Detalhes bibliográficos
Ano de defesa: 2015
Autor(a) principal: Vitor Hirota Makiyama
Orientador(a): Rafael Duarte Coelho dos Santos
Banca de defesa: Karine Reis Ferreira Gomes, Gilberto Ribeiro de Queiroz, Daniela Leal Musa
Tipo de documento: Dissertação
Tipo de acesso: Acesso aberto
Idioma: eng
Instituição de defesa: Instituto Nacional de Pesquisas Espaciais (INPE)
Programa de Pós-Graduação: Programa de Pós-Graduação do INPE em Computação Aplicada
Departamento: Não Informado pela instituição
País: BR
Link de acesso: http://urlib.net/sid.inpe.br/mtc-m21b/2015/08.31.17.43
Resumo: SkyServer, the Internet portal for the Sloan Digital Sky Survey (SDSS) catalog, provides a set of tools that allows data access for astronomers and scientific education. One of the available interfaces allows users to enter ad-hoc SQL statements to query the catalog, and has logged over 280 million queries since 2001. To assess and investigate usage behavior, log analyses were performed after the 5$^{th}$ and 10$^{th}$ year of the portal being in production. Such analyses, however, focused on the HTTP access, and just simple information for the database usage.

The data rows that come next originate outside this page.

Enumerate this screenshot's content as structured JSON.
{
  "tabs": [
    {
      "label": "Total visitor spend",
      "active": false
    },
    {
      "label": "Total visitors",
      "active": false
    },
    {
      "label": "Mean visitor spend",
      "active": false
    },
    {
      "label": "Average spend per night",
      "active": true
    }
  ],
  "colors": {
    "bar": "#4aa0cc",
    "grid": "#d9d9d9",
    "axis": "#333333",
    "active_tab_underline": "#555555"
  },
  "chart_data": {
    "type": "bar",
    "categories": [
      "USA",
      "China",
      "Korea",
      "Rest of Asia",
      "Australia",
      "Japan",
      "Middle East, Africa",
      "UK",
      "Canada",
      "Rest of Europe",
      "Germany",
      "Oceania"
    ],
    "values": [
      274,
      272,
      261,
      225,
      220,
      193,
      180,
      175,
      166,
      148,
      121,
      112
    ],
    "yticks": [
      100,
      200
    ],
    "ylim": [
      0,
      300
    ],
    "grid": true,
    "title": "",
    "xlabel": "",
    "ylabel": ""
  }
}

This work aims to apply text mining techniques over the SQL logs to define a methodology to parse, clean and tokenize statements into an intermediate numerical representation for data mining and knowledge discovery, which can provide deeper analysis over SQL usage, and also has a number of foreseen applications in database optimization and improving user experience.